The bat let out something like a growl and bit down harder.

“Let go of me!” the private screamed, pulling backward but unable to free his hand from the glove. Now the bat’s neck was stretching through a tight opening in the tangled net—and still, the beast would not let go, even as the nylon mesh tightened around its throat.

“Shoot it! Shoot it!” someone yelled, and Corporal Kessler moved closer, pistol drawn, angling for a clear shot.

“Stand back, Corporal,” Colonel Wolff said, pushing the barrel of the corporal’s gun aside and moving quickly into position.

Kessler felt a surge of relief. At least I won’t be the one killing the colonel’s prized specimen.

A single shot immediately followed, and Kessler jerked backward as a shard of flying bone bit into his cheek. Private Horst slumped to the ground, his now-empty glove still hanging from the creature’s mouth. The exit wound in the private’s skull had been aimed precisely, to assure that no speed-slung scraps of skull struck the bat.

Wolff pulled back on the Luger’s hinged toggle lock then released it, extracting the spent shell and setting another cartridge into the firing chamber. He turned to Sergeant Vogt. “Please assist Private Auerbach with the specimen, Sergeant. Then assemble the men. We are leaving.”


The mother heard the screams of the child through the blinding wall of heat and light blocking the cave exit. There was nothing she could do for him now, just as there was nothing she could do for the lead male who lay crumpled and burning in the antechamber.

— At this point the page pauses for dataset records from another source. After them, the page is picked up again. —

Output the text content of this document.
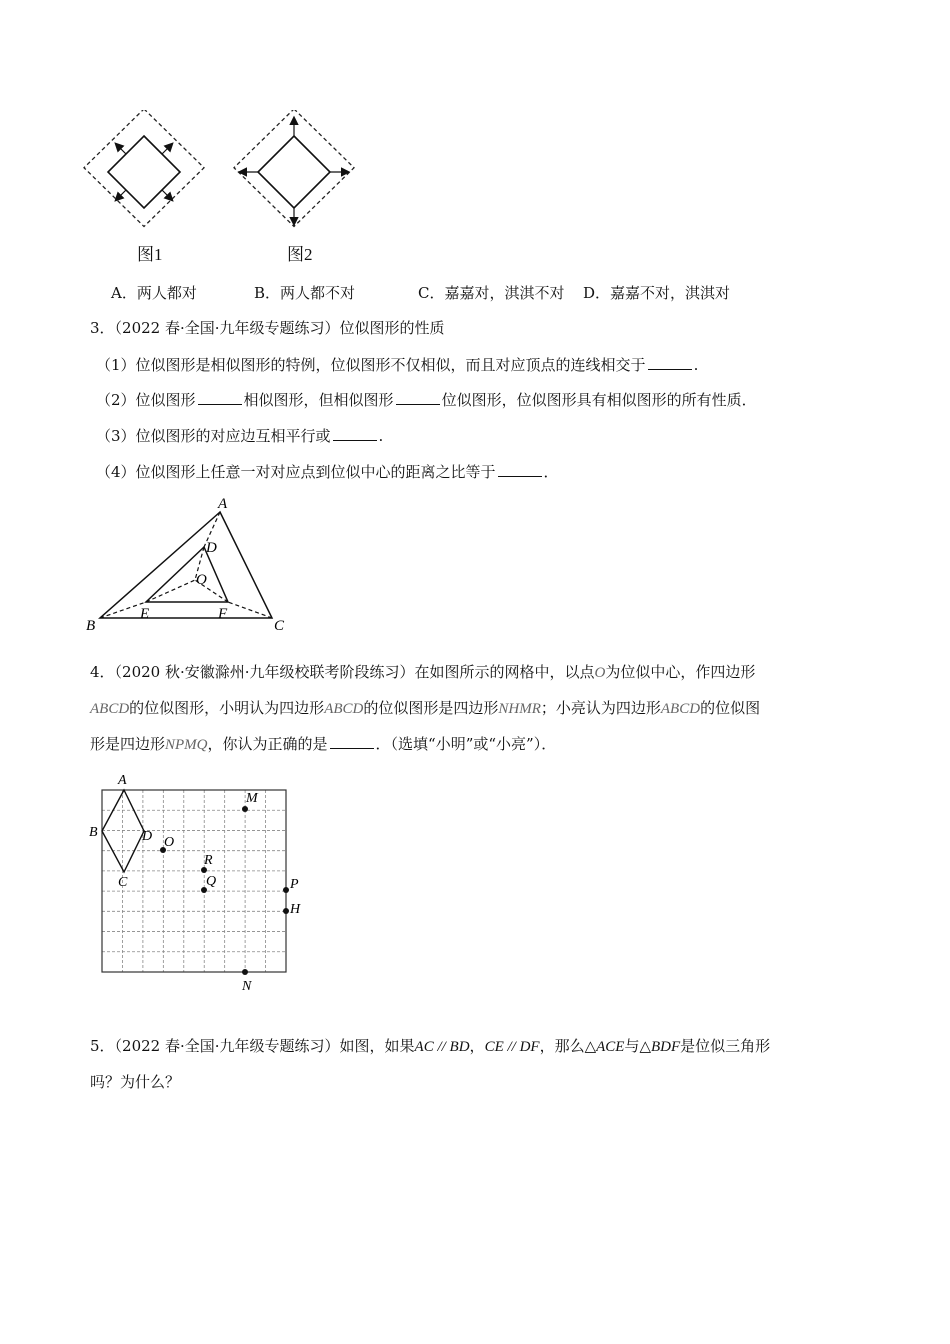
图1	图2
A．两人都对	B．两人都不对	C．嘉嘉对，淇淇不对 D．嘉嘉不对，淇淇对
3．（2022 春·全国·九年级专题练习）位似图形的性质
（1）位似图形是相似图形的特例，位似图形不仅相似，而且对应顶点的连线相交于	.
（2）位似图形	相似图形，但相似图形	位似图形，位似图形具有相似图形的所有性质．
（3）位似图形的对应边互相平行或	.
（4）位似图形上任意一对对应点到位似中心的距离之比等于	．
A
B	C
D
E	F
O
4．（2020 秋·安徽滁州·九年级校联考阶段练习）在如图所示的网格中，以点O为位似中心，作四边形
ABCD的位似图形，小明认为四边形ABCD的位似图形是四边形NHMR；小亮认为四边形ABCD的位似图
形是四边形NPMQ，你认为正确的是	．（选填“小明”或“小亮”）．
A
B
C
D O
M
R
Q	P
H
N
5．（2022 春·全国·九年级专题练习）如图，如果AC // BD，CE // DF，那么△ACE与△BDF是位似三角形
吗？为什么？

The child’s calls had become muffled and difficult to distinguish and the mother turned away from the painful glare and scrabbled back into the relatively smoke-free corridor. The others were coming. She could smell their confusion and their anger. She waited for her roost-mates to arrive, waited until their bodies covered the walls and ceiling of the stone passageway, a rippling mass of energized fur and flashing teeth. They bristled and seethed and hissed, but she waited for them to go silent.

Then she communicated to them what they must do.


Deep within the cave’s subchamber, the tiny creatures that were still feeding on their unexpected food source responded with something resembling startled surprise, when their meal rose up and began to shake violently. Most of the arthropods simply fell back into the warm comfort of their guano world. But others, especially those who would not (or could not) stop eating, were killed, their smashed and broken bodies eagerly received by the hungry masses waiting below. Then, before the cave creatures could reclaim the gigantic mountain of flesh, it was gone.





CHAPTER 22





Descent


We humans have written our history in the perversion of nature.

—BOTANIST ROBERT THORNE, AS QUOTED BY R. J. MACCREADY

Colonel Wolff had broken radio silence, and even though the message was coded in an obscure native dialect, he still felt uneasy. Any radio signal out here will serve as a beacon. But now time had become the overriding factor and the colonel was beginning to doubt that they would have enough of it. Timing and logistics were everything, which made the fate of the American even more relevant.

He is definitely a survivor type—and that is bad.